Beshear and the General Assembly during the current session will work on a budget for 2008-10.

The absence of casino gambling from Beshear’s address drew mixed responses from legislators. The speech and post-speech interviews were broadcast on Kentucky Education Television.

“I think by not mentioning it tonight, the governor realizes his proposal probably won’t go anywhere in this session,” said Republican Sen. President David Williams, who opposes expanded gambling.

“His not mentioning it tonight did not take it off the table,” Democratic House Speaker Jody Richards said.

Richards and others suggested the casino plan will be discussed during Beshear’s Jan. 29 budget address before the General Assembly. The current legislative session runs through early April.

Little has been said publicly about the casino legislation. The horseracing industry, which led the legislative charge for expanded gambling in Kentucky in 2006, has only said it may opt to build casinos away from racetracks.

Thus far, there has been no word on the number of and exact location for casinos; the state’s tax rate; and how the horse industry plans to use its share of revenue. In most states with racetrack gaming, the bulk of casino revenue goes to the operator and horsemen in the form of purses and breed development programs. Little is used to fund other industry-related programs and organizations.

Representatives from the state’s Thoroughbred racetracks have begun pitching ideas surrounding the issue to legislative panels, but again, details are scarce.

On Jan. 9, racetrack representatives told a task force set up by Richards that they’re not certain where the casinos would be located if voters approve a constitutional amendment. They said they could propose to have some free-standing gaming facilities.

The task force was formed to help evaluate a variety of gaming-related issues. Beshear has said he intends to fashion the gaming legislation himself.

Among the racetrack representatives at the task force meeting was Robert Elliston, president and chief executive officer of Turfway Park and a board member of the Kentucky Equine Education Project.

“We are meeting with the governor’s office and working out details and providing perspective to him, and he to us, but at the end of the day, we’re going to follow the governor’s lead,” Elliston said. “I met with a key staff person for the governor who is evaluating the policy, and those meetings will continue.”

The General Assembly opened its 2008 session Jan. 8.

“We stand ready to respond to the members of the General Assembly as they seek questions,” said Elliston, who noted the horse industry had also been actively involved with the gaming issue through KEEP. “We meet frequently to talk about what we hear, and what is happening in other states, and we gather that information and compare it to the existing policy.”

John Sikura, owner of Hill ‘n’ Dale Farm near Lexington and also a KEEP board member, said: “We’re sensitive to the fact that, if there’s a casino bill, it has to represent and benefit the entire state, so it’s not just us. We’ll advocate our position, but if it has a chance to pass, it has to represent everybody. We’ve agreed to speak with unity.

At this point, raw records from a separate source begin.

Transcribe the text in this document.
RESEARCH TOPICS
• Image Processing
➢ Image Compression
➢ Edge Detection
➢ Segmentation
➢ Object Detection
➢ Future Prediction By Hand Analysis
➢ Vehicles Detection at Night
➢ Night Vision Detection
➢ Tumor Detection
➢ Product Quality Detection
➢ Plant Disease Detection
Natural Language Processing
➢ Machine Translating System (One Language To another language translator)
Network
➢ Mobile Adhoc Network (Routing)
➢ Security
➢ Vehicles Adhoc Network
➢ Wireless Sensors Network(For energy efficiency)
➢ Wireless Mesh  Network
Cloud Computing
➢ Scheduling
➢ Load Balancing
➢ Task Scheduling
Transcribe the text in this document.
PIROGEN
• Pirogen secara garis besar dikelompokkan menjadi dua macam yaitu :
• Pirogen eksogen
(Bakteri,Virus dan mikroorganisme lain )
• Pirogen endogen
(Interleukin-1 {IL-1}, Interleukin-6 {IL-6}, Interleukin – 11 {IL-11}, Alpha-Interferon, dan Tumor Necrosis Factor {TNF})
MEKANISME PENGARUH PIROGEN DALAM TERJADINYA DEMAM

“It’s obvious (gaming) is a big issue—it’s an issue that has legs, and we hope and feel confident that it will be on the ballot. It’s very much in flux; but at some point, the components will solidify.”

Sikura said KEEP would continue to raise funds and offer various events to inform and educate Kentuckians on the issue. KEEP raised nearly $4 million at a stallion season auction in December, and chairman Brereton Jones said a portion of those funds would go toward articulating the organization’s gaming position.

“We want Kentucky to remain the number-one state in the union to buy, sell, raise, and race horses,” Sikura said. “The purses that people run for—that’s the lifeline of our economic engine—everybody benefits.”